Neutral Switzerland’s economy shaken by sanctions on Russia

ZURICH: Switzerland’s newly adopted tough stance on Russia has forced the Swiss economy to readjust to sanctions, blowing a wind of panic through the raw materials market in particular. Switzerland announced it would follow the sanctions being imposed by the European Union, abandoning Bern’s traditional reserve by ordering the immediate freezing of assets belonging to Russian companies and individuals appearing on the EU blacklist.

And it went further on Friday, adopting even stricter EU sanctions applied in response to Moscow’s February 24 full-scale invasion of Ukraine.

Exporting goods that could enhance Russia’s military capabilities is prohibited, as is the exportation of certain goods and services in the oil sector, and aviation technology.

“The implementation of these sanctions is compatible with Switzerland’s neutrality’’, the government insisted in a statement.

The wealthy Alpine nation’s businesses are complying with the sanctions but have also stressed that Russian money accounts for only a fraction of their turnover, in an attempt to reassure investors.

The airline Swiss, a subsidiary of Germany’s Lufthansa, has suspended its flights to Moscow and Saint Petersburg.

Luxury group Richemont, which owns jewellery company Cartier, told business press agency AWP on Thursday that it had halted its commercial activities in Russia.

Global container shipping company MSC and freight logistics firm Kuehne + Nagel have stopped taking Russian orders for cargo, except for food, medical and humanitarian goods.

Business lobby Economiesuisse said the sanctions would have “limited” direct consequences on foreign trade.

Russia is only Switzerland’s 23rd-biggest trading partner. The Swiss mainly export medicines, medical products, watches and machinery to Russia, while the chief imports are gold, precious metals and aluminium.

In 2021, exports to Russia amounted to 3.2 billion Swiss francs ($3.5 billion), with imports as low as 270 million francs, according to the customs authorities.

However, the landlocked state is an important player in raw materials trading, through companies such as Glencore, Trafigura, Vitol and Gunvor.

Gennady Gatilov, Russia’s ambassador to the United Nations in Geneva, said he was surprised by the sanctions, because Switzerland had always “tried to maintain a certain neutrality”.

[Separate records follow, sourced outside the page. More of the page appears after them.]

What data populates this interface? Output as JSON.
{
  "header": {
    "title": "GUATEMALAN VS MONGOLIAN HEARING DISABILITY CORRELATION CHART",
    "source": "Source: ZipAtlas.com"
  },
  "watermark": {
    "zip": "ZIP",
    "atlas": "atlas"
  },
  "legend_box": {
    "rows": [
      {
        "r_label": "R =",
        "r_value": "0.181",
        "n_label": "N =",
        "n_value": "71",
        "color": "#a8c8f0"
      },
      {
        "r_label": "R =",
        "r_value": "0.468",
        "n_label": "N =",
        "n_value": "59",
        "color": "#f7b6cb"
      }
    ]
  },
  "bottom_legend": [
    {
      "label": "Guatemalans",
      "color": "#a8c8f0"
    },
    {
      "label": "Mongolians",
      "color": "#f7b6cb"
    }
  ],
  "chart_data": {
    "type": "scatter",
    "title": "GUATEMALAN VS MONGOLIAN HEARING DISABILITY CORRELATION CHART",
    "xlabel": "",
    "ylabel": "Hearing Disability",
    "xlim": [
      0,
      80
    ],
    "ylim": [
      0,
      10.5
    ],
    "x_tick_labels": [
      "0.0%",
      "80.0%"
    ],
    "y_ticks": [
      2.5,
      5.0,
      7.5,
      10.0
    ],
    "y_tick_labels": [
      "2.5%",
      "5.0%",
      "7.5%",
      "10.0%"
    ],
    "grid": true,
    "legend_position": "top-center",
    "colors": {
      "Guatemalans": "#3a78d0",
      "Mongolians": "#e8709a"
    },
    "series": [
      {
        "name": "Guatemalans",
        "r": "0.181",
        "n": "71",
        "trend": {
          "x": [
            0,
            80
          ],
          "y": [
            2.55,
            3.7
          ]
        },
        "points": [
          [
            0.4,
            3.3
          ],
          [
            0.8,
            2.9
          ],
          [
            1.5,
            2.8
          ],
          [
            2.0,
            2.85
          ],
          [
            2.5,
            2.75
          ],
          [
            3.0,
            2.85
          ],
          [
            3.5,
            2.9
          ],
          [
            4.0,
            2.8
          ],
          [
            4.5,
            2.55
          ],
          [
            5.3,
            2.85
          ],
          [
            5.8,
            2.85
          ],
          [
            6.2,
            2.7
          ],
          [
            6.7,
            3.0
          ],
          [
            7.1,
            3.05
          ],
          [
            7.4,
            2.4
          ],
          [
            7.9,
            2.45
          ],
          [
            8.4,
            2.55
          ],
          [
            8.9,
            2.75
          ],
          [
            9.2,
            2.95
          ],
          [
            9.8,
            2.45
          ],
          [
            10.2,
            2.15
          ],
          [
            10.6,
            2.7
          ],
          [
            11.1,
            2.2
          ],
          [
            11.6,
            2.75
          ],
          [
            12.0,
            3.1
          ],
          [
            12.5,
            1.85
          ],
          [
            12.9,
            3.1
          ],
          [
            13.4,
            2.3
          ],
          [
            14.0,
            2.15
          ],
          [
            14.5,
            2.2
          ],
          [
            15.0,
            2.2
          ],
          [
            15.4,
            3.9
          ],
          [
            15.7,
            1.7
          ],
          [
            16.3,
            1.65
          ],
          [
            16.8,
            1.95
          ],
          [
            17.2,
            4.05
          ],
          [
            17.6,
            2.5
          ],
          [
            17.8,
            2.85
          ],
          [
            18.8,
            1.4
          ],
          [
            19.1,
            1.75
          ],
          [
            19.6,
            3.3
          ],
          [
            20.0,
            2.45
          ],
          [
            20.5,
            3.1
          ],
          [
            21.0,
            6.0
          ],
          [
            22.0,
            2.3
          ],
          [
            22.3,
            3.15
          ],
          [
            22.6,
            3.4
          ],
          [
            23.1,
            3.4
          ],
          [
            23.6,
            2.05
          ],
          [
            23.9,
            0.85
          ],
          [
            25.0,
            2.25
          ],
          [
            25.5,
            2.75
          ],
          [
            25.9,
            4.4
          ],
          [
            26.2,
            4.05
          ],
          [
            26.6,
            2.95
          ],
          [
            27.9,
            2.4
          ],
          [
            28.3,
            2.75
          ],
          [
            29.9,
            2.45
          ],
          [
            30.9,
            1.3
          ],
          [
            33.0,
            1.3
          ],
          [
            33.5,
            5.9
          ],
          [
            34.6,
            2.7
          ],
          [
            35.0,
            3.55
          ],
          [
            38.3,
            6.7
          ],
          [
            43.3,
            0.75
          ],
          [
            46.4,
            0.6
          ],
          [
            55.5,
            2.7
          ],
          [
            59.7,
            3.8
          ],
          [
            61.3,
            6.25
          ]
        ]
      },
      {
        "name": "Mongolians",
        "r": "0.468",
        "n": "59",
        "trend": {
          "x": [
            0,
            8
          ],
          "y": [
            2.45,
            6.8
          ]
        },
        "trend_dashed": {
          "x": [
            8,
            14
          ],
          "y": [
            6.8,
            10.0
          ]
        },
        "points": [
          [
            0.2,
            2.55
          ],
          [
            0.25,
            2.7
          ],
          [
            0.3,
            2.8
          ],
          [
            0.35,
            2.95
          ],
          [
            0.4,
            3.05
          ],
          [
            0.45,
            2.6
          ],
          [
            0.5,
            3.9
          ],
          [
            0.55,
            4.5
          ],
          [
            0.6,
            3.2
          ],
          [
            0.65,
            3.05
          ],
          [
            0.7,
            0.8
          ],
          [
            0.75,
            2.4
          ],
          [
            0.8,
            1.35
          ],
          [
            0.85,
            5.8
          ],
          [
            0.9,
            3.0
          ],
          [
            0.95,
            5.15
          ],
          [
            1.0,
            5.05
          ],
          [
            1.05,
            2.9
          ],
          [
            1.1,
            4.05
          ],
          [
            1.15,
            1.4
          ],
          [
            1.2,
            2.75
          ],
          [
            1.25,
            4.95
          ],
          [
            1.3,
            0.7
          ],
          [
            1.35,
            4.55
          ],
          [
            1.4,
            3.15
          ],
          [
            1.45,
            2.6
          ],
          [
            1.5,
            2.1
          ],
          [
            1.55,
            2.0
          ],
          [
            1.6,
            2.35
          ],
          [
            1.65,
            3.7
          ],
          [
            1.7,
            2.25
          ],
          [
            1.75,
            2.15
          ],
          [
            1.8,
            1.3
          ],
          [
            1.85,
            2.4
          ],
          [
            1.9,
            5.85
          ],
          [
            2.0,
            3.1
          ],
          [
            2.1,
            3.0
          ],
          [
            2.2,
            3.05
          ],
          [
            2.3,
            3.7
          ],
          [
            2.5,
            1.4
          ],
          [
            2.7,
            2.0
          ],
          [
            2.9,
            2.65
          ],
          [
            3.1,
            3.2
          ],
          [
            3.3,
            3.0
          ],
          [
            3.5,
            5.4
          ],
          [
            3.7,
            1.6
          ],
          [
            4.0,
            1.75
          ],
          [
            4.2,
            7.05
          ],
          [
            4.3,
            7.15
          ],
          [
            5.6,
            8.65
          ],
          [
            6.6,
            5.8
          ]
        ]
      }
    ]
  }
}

“We are disappointed with this, because we have very good relations with Switzerland... and the joining of Switzerland to these unlawful sanctions... will have (a) certain negative impact’’, he told reporters.

According to figures circulating in the Swiss press, 80 per cent of Russian oil is traded in Switzerland, though Florence Schurch, secretary general of the Swiss Trading and Shipping Association, could not confirm the figure.

The exact amount is “being assessed”, she said, nonetheless confirming that the sector weighs heavily in the economy.

In employment terms, energy, grains, metals and minerals trading represents some 10,000 direct and 35,000 indirect jobs.

“Since Monday, everyone has been in a bit of a crisis cell mode’’, Schurch explained. Some companies are already trying to “locate their cargoes” on the move, or “repatriate sailors stranded in the Black Sea”.

“A lot of companies have censored themselves’’, she said, not least because payments are becoming “complicated” now that Russian banks are cut off from the SWIFT system and Swiss banks are reviewing their trade financing.